Mexico was the largest destination for U.S. distillate exports during the first half of 2019, receiving 290,000 b/d, or 22% of total U.S. distillate exports. Aside from Mexico, U.S. distillate exports go mostly to Central and South America, including Brazil (13%), Chile (7%), and Peru (5%). U.S. distillate exports also go to Europe, mostly to the Netherlands (4%), which is a transshipment country for some of the U.S. distillate volumes.
Source: U.S. Energy Information Administration, Petroleum Supply Monthly
Propane was the second-largest U.S. petroleum product export in the first half of 2019, at 1.03 million b/d, an increase of 142,000 b/d (16%) from the first half of 2018. Propane is used as a space heating and transportation fuel and as a petrochemical feedstock.
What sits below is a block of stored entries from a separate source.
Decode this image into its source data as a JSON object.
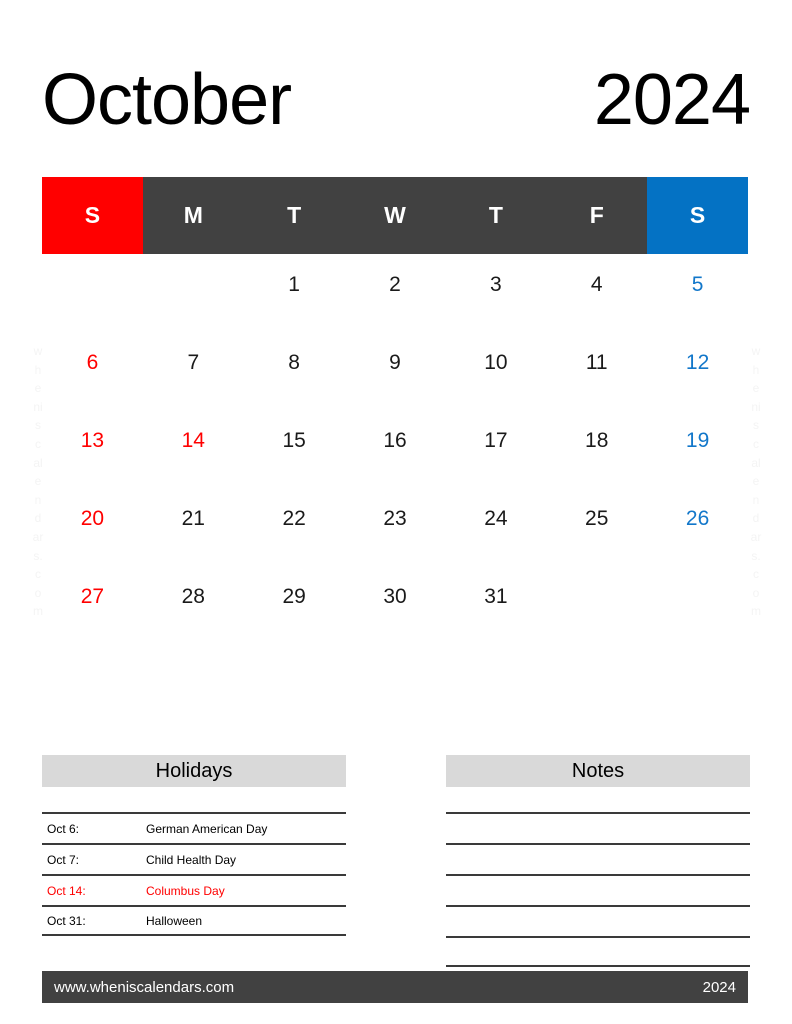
{
  "header": {
    "month": "October",
    "year": "2024"
  },
  "weekdays": [
    {
      "label": "S",
      "kind": "sun"
    },
    {
      "label": "M",
      "kind": "weekday"
    },
    {
      "label": "T",
      "kind": "weekday"
    },
    {
      "label": "W",
      "kind": "weekday"
    },
    {
      "label": "T",
      "kind": "weekday"
    },
    {
      "label": "F",
      "kind": "weekday"
    },
    {
      "label": "S",
      "kind": "sat"
    }
  ],
  "weeks": [
    [
      {
        "day": "",
        "color": "empty"
      },
      {
        "day": "",
        "color": "empty"
      },
      {
        "day": "1",
        "color": "black"
      },
      {
        "day": "2",
        "color": "black"
      },
      {
        "day": "3",
        "color": "black"
      },
      {
        "day": "4",
        "color": "black"
      },
      {
        "day": "5",
        "color": "blue"
      }
    ],
    [
      {
        "day": "6",
        "color": "red"
      },
      {
        "day": "7",
        "color": "black"
      },
      {
        "day": "8",
        "color": "black"
      },
      {
        "day": "9",
        "color": "black"
      },
      {
        "day": "10",
        "color": "black"
      },
      {
        "day": "11",
        "color": "black"
      },
      {
        "day": "12",
        "color": "blue"
      }
    ],
    [
      {
        "day": "13",
        "color": "red"
      },
      {
        "day": "14",
        "color": "red"
      },
      {
        "day": "15",
        "color": "black"
      },
      {
        "day": "16",
        "color": "black"
      },
      {
        "day": "17",
        "color": "black"
      },
      {
        "day": "18",
        "color": "black"
      },
      {
        "day": "19",
        "color": "blue"
      }
    ],
    [
      {
        "day": "20",
        "color": "red"
      },
      {
        "day": "21",
        "color": "black"
      },
      {
        "day": "22",
        "color": "black"
      },
      {
        "day": "23",
        "color": "black"
      },
      {
        "day": "24",
        "color": "black"
      },
      {
        "day": "25",
        "color": "black"
      },
      {
        "day": "26",
        "color": "blue"
      }
    ],
    [
      {
        "day": "27",
        "color": "red"
      },
      {
        "day": "28",
        "color": "black"
      },
      {
        "day": "29",
        "color": "black"
      },
      {
        "day": "30",
        "color": "black"
      },
      {
        "day": "31",
        "color": "black"
      },
      {
        "day": "",
        "color": "empty"
      },
      {
        "day": "",
        "color": "empty"
      }
    ]
  ],
  "holidays": {
    "title": "Holidays",
    "rows": [
      {
        "date": "Oct 6:",
        "name": "German American Day",
        "color": "black"
      },
      {
        "date": "Oct 7:",
        "name": "Child Health Day",
        "color": "black"
      },
      {
        "date": "Oct 14:",
        "name": "Columbus Day",
        "color": "red"
      },
      {
        "date": "Oct 31:",
        "name": "Halloween",
        "color": "black"
      }
    ]
  },
  "notes": {
    "title": "Notes",
    "line_count": 5
  },
  "watermark": {
    "chars": [
      "w",
      "h",
      "e",
      "ni",
      "s",
      "c",
      "al",
      "e",
      "n",
      "d",
      "ar",
      "s.",
      "c",
      "o",
      "m"
    ]
  },
  "footer": {
    "site": "www.wheniscalendars.com",
    "year": "2024"
  },
  "colors": {
    "sunday": "#ff0000",
    "weekday": "#414141",
    "saturday": "#0472c4",
    "saturday_text": "#1277ca",
    "panel_header": "#d9d9d9",
    "rule": "#3a3a3a"
  }
}
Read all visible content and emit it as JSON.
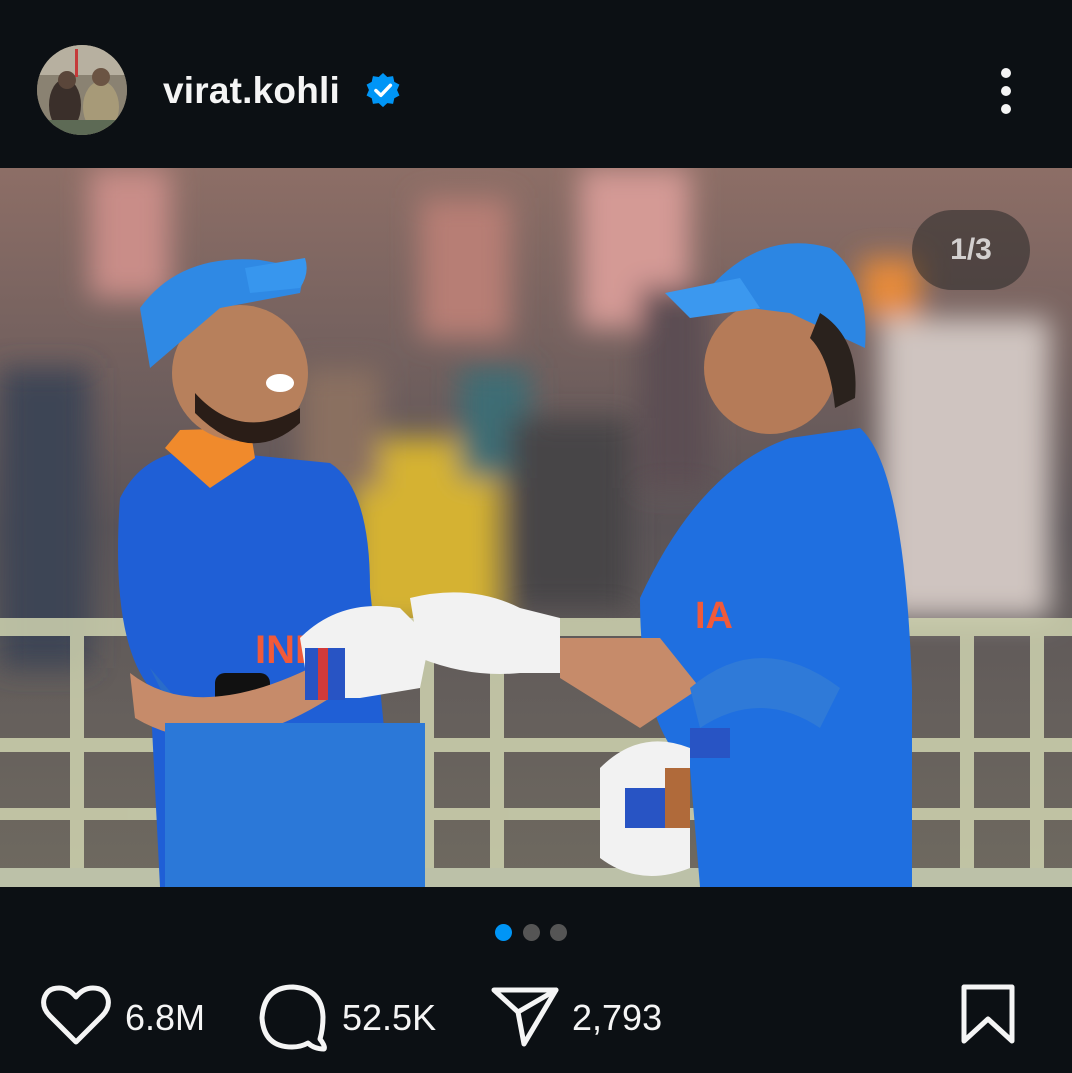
{
  "post": {
    "username": "virat.kohli",
    "verified": true,
    "icons": {
      "verified": "verified-badge-icon",
      "more": "more-vertical-icon",
      "like": "heart-icon",
      "comment": "comment-bubble-icon",
      "share": "paper-plane-icon",
      "save": "bookmark-icon"
    },
    "media": {
      "counter": "1/3",
      "current_index": 1,
      "total": 3
    },
    "stats": {
      "likes": "6.8M",
      "comments": "52.5K",
      "shares": "2,793"
    }
  },
  "colors": {
    "background": "#0c1014",
    "text": "#f5f5f5",
    "accent": "#0095f6",
    "dot_inactive": "#555555"
  }
}
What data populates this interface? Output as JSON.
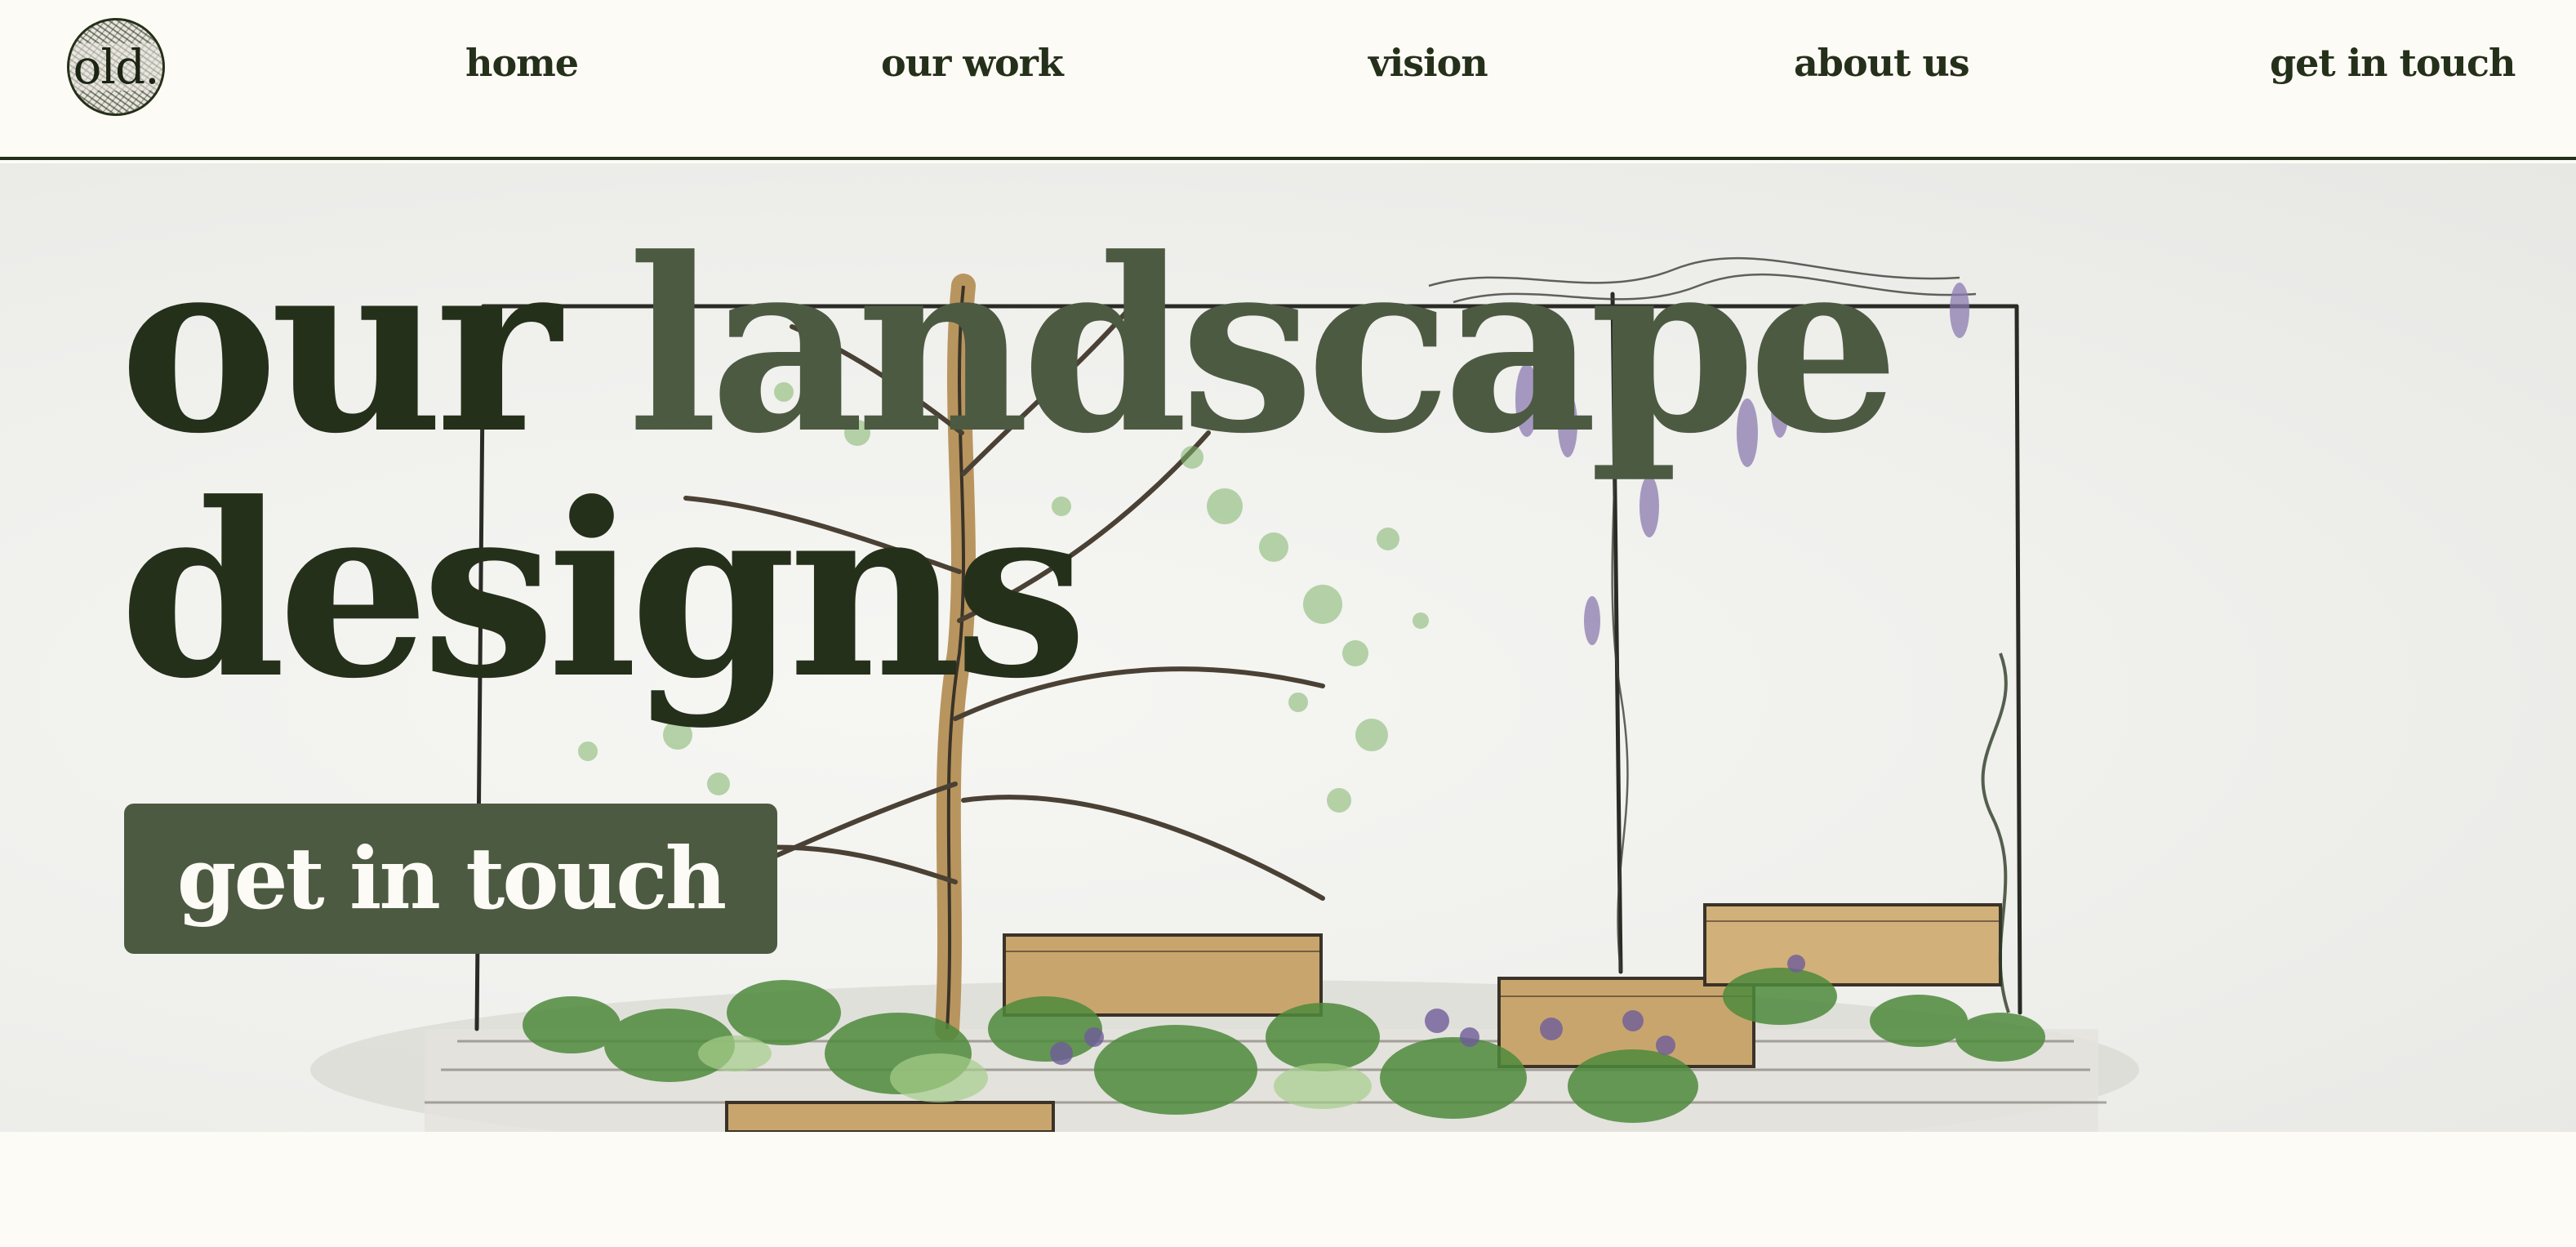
{
  "brand": {
    "logo_text": "old."
  },
  "nav": {
    "items": [
      {
        "label": "home"
      },
      {
        "label": "our work"
      },
      {
        "label": "vision"
      },
      {
        "label": "about us"
      },
      {
        "label": "get in touch"
      }
    ]
  },
  "hero": {
    "title_word_1": "our",
    "title_word_2": "landscape",
    "title_line_2": "designs",
    "cta_label": "get in touch",
    "illustration": "hand-drawn garden sketch with tree, wisteria pergola, raised planters and plants"
  },
  "colors": {
    "background": "#fdfbf5",
    "text_dark": "#25301a",
    "accent_green": "#4c5a42",
    "cta_text": "#fdfbf5"
  }
}
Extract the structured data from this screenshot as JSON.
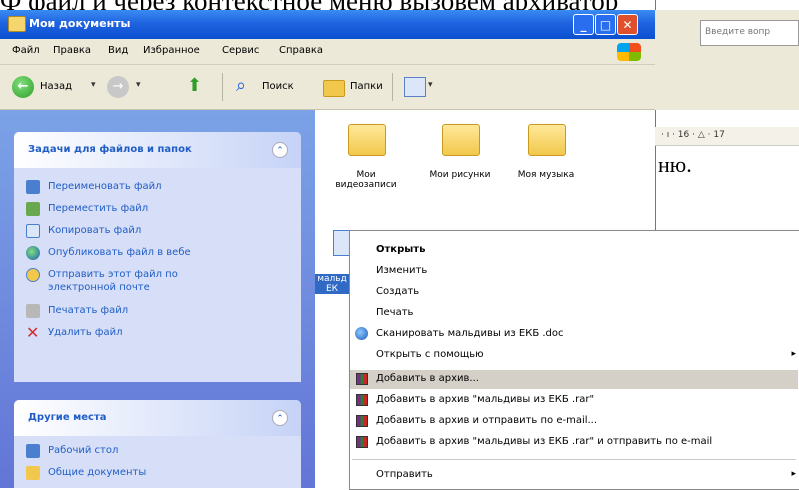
{
  "caption": {
    "text": "Ф файл и через контекстное меню вызовем архиватор"
  },
  "window": {
    "title": "Мои документы",
    "menu": [
      "Файл",
      "Правка",
      "Вид",
      "Избранное",
      "Сервис",
      "Справка"
    ],
    "toolbar": {
      "back": "Назад",
      "search": "Поиск",
      "folders": "Папки"
    }
  },
  "tasks_panel": {
    "title": "Задачи для файлов и папок",
    "items": [
      {
        "label": "Переименовать файл",
        "icon": "rename-icon"
      },
      {
        "label": "Переместить файл",
        "icon": "move-icon"
      },
      {
        "label": "Копировать файл",
        "icon": "copy-icon"
      },
      {
        "label": "Опубликовать файл в вебе",
        "icon": "web-icon"
      },
      {
        "label": "Отправить этот файл по",
        "label2": "электронной почте",
        "icon": "mail-icon"
      },
      {
        "label": "Печатать файл",
        "icon": "print-icon"
      },
      {
        "label": "Удалить файл",
        "icon": "delete-icon"
      }
    ]
  },
  "places_panel": {
    "title": "Другие места",
    "items": [
      {
        "label": "Рабочий стол",
        "icon": "desktop-icon"
      },
      {
        "label": "Общие документы",
        "icon": "shared-docs-icon"
      }
    ]
  },
  "folders": [
    {
      "line1": "Мои",
      "line2": "видеозаписи"
    },
    {
      "line1": "Мои рисунки",
      "line2": ""
    },
    {
      "line1": "Моя музыка",
      "line2": ""
    }
  ],
  "file": {
    "line1": "мальд",
    "line2": "ЕК"
  },
  "word": {
    "ask_placeholder": "Введите вопр",
    "ruler": "· ı · 16 · △ · 17",
    "text": "ню."
  },
  "context_menu": {
    "items": [
      {
        "label": "Открыть",
        "bold": true,
        "icon": ""
      },
      {
        "label": "Изменить",
        "icon": ""
      },
      {
        "label": "Создать",
        "icon": ""
      },
      {
        "label": "Печать",
        "icon": ""
      },
      {
        "label": "Сканировать мальдивы из ЕКБ .doc",
        "icon": "scan-icon"
      },
      {
        "label": "Открыть с помощью",
        "icon": "",
        "submenu": true
      },
      {
        "label": "Добавить в архив...",
        "icon": "rar-icon",
        "highlight": true
      },
      {
        "label": "Добавить в архив \"мальдивы из ЕКБ .rar\"",
        "icon": "rar-icon"
      },
      {
        "label": "Добавить в архив и отправить по e-mail...",
        "icon": "rar-icon"
      },
      {
        "label": "Добавить в архив \"мальдивы из ЕКБ .rar\" и отправить по e-mail",
        "icon": "rar-icon"
      },
      {
        "label": "Отправить",
        "icon": "",
        "submenu": true
      }
    ],
    "submenu_glyph": "▸"
  }
}
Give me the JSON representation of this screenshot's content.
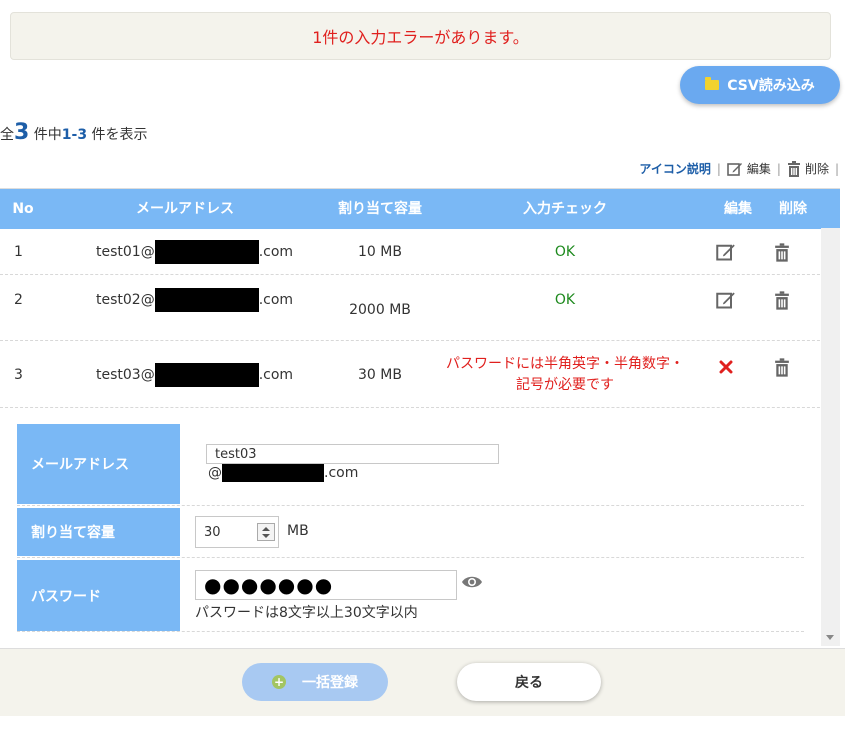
{
  "error_message": "1件の入力エラーがあります。",
  "csv_button": "CSV読み込み",
  "count": {
    "prefix": "全",
    "total": "3",
    "mid": "件中",
    "range": "1-3",
    "suffix": "件を表示"
  },
  "legend": {
    "icon_help": "アイコン説明",
    "edit": "編集",
    "delete": "削除",
    "sep": "|"
  },
  "table": {
    "headers": {
      "no": "No",
      "mail": "メールアドレス",
      "capacity": "割り当て容量",
      "check": "入力チェック",
      "edit": "編集",
      "delete": "削除"
    },
    "rows": [
      {
        "no": "1",
        "mail_user": "test01@",
        "mail_domain": ".com",
        "capacity": "10 MB",
        "check": "OK",
        "status": "ok"
      },
      {
        "no": "2",
        "mail_user": "test02@",
        "mail_domain": ".com",
        "capacity": "2000 MB",
        "check": "OK",
        "status": "ok"
      },
      {
        "no": "3",
        "mail_user": "test03@",
        "mail_domain": ".com",
        "capacity": "30 MB",
        "check": "パスワードには半角英字・半角数字・記号が必要です",
        "status": "error"
      }
    ]
  },
  "detail": {
    "mail_label": "メールアドレス",
    "mail_value": "test03",
    "mail_at": "@",
    "mail_domain": ".com",
    "capacity_label": "割り当て容量",
    "capacity_value": "30",
    "capacity_unit": "MB",
    "password_label": "パスワード",
    "password_value": "●●●●●●●",
    "password_hint": "パスワードは8文字以上30文字以内"
  },
  "footer": {
    "register": "一括登録",
    "back": "戻る"
  },
  "colors": {
    "accent": "#7ab8f5",
    "error": "#e0201e",
    "ok": "#1e8a1e",
    "link": "#1d5ea8"
  }
}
Most U.S. exports of propane are destined for use as a petrochemical feedstock, mainly at facilities in Asia and Europe.
Source: U.S. Energy Information Administration, Petroleum Supply Monthly
U.S. residual fuel exports declined the most between the first half of 2019 and the first half of 2018, falling by 74,000 b/d to average 258,000 b/d. In the first half of 2018, Singapore was the top destination for U.S. residual fuel exports, most likely to supply Singapore’s marine bunkering market. However, in the first half of 2019, trade press reported that Singapore’s bunker market was preparing for new international regulations that limit the sulfur content of marine fuels by drawing down higher sulfur residual inventories to make room for inventories that are lower in sulfur. As a result, average U.S. exports of residual fuel oil to Singapore decreased 68,000 b/d (80%) in the first half of 2019 compared with the first half of 2018.
EIA forecasts that continued growth in petroleum product exports, albeit slower than in previous years, combined with increasing U.S. crude oil exports, will result in the United States becoming a total petroleum net exporter. The U.S. Energy Information Administration’s (EIA) October 2019 Short-Term Energy Outlook forecasts this change to occur in the fourth quarter of 2019.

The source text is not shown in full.